Commenting on the case, Manhattan U.S. Attorney Preet Bharara said, The conduct alleged in this case subjected female tenants to forms of harassment that would be unacceptable in any environment, let alone in their homes ” it was also blatantly illegal. The right to live in an environment that is free from sexual harassment is sacrosanct, and conduct that violates that right will not be tolerated. As this case demonstrates, we will aggressively use our authority to protect the right to be free from discrimination in any form.
It was alleged that the landlord hired a maintenance worker, despite his history as a Level 3 registered sex offender, to serve as the superintendent of the properties. While employed in that role, tenants complained that the man sexually harassed them, including unwanted verbal and physical advances, attempting to barter sex for housing favors, and retaliating against the women when they refused to comply.

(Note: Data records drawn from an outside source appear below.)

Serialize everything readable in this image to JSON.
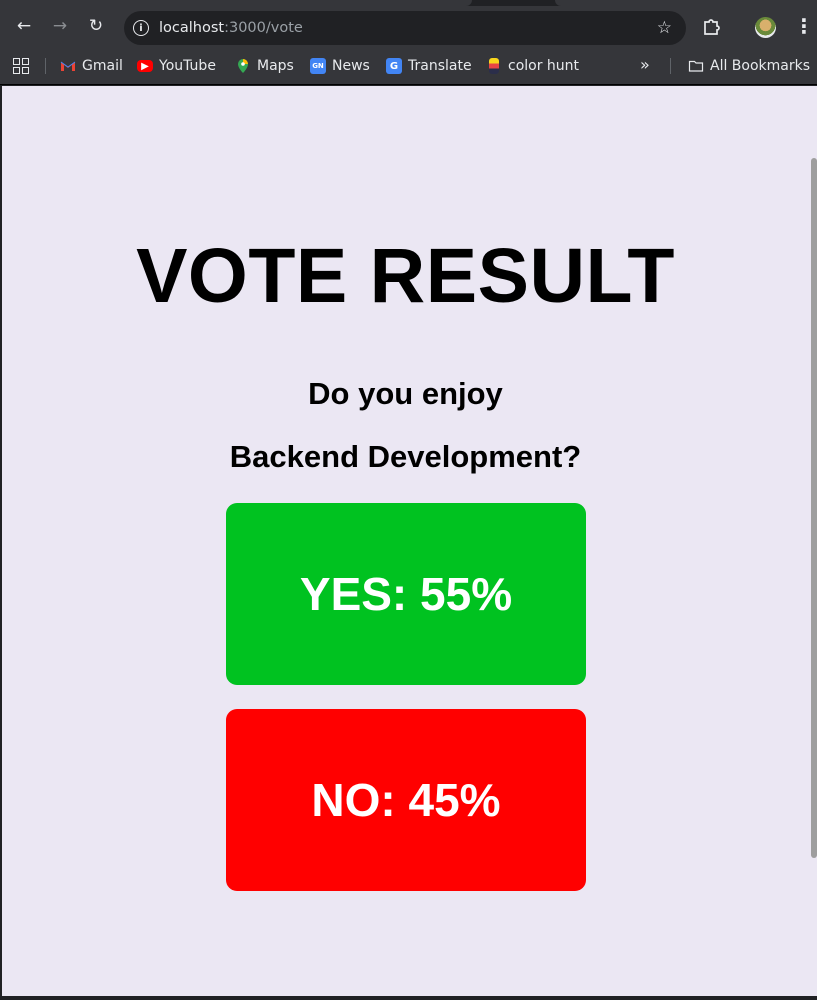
{
  "browser": {
    "url_host": "localhost",
    "url_path": ":3000/vote"
  },
  "bookmarks": [
    {
      "label": "Gmail",
      "icon": "gmail-icon",
      "color": "#ea4335"
    },
    {
      "label": "YouTube",
      "icon": "youtube-icon",
      "color": "#ff0000"
    },
    {
      "label": "Maps",
      "icon": "maps-icon",
      "color": "#34a853"
    },
    {
      "label": "News",
      "icon": "news-icon",
      "color": "#4285f4"
    },
    {
      "label": "Translate",
      "icon": "translate-icon",
      "color": "#4285f4"
    },
    {
      "label": "color hunt",
      "icon": "colorhunt-icon",
      "color": "#f9d71c"
    }
  ],
  "all_bookmarks_label": "All Bookmarks",
  "page": {
    "title": "VOTE RESULT",
    "question_line1": "Do you enjoy",
    "question_line2": "Backend Development?",
    "background": "#ebe7f3",
    "results": {
      "yes": {
        "text": "YES: 55%",
        "percent": 55,
        "color": "#00c220"
      },
      "no": {
        "text": "NO: 45%",
        "percent": 45,
        "color": "#ff0000"
      }
    }
  }
}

The landlord’s son served as the property manager, and is accused of creating a hostile environment for female tenants by repeatedly subjecting them to vulgar and offensive epithets because of their gender, threatening them, and engaging in other “intimidating, humiliating, and abusive” behavior.

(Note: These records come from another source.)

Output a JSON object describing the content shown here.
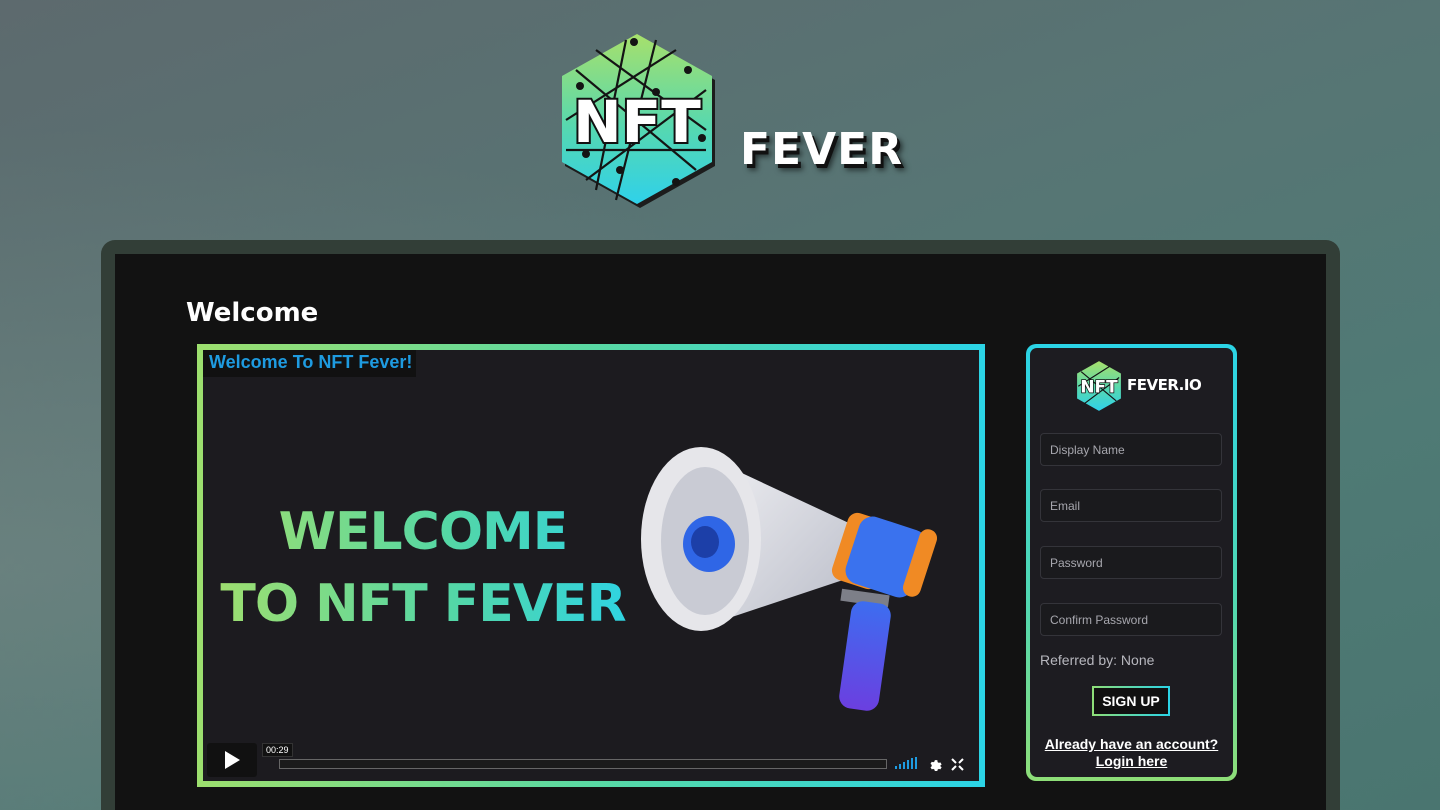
{
  "brand": {
    "logo_mark": "NFT",
    "name": "FEVER",
    "icon": "nft-hexagon-logo-icon"
  },
  "page": {
    "heading": "Welcome"
  },
  "video": {
    "caption": "Welcome To NFT Fever!",
    "headline_line1": "WELCOME",
    "headline_line2": "TO NFT FEVER",
    "timestamp": "00:29",
    "icons": {
      "play": "play-icon",
      "volume": "volume-icon",
      "settings": "gear-icon",
      "fullscreen": "fullscreen-icon"
    }
  },
  "signup": {
    "logo_mark": "NFT",
    "logo_text": "FEVER.IO",
    "display_name_placeholder": "Display Name",
    "email_placeholder": "Email",
    "password_placeholder": "Password",
    "confirm_password_placeholder": "Confirm Password",
    "referred_text": "Referred by: None",
    "submit_label": "SIGN UP",
    "login_line1": "Already have an account?",
    "login_line2": "Login here"
  },
  "colors": {
    "accent_green": "#9ddf6e",
    "accent_cyan": "#2bd4e6",
    "caption_blue": "#1e9be0",
    "screen_bg": "#121212"
  }
}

The landlord allegedly was aware of his employees sexual harassment of the tenants, condoned the conduct, and failed to take any steps to halt the harassment despite receiving numerous complaints.
In addition to the fines, the super is permanently enjoined from entering the properties in the future and from having any involvement in the management or maintenance of occupied rental housing properties. He will only be permitted to perform maintenance in completely unoccupied properties, or in the vacant apartments of occupied properties when accompanied by a third party.
In March of last year, the Department of Justice brought charges for sexual harassment against a landlord in Bakersfield, California. That landlord, who has owned and managed over 50 units for over 30 years, is accused of requesting sexual favors in exchange for housing benefits, and taking adverse action against women who refused his sexual advances.
In response to the California case, Thomas E. Perez, Assistant Attorney General for the Justice Departments Civil Rights Division stated,No person should have to fear sexual harassment from a landlord who holds a key to their home.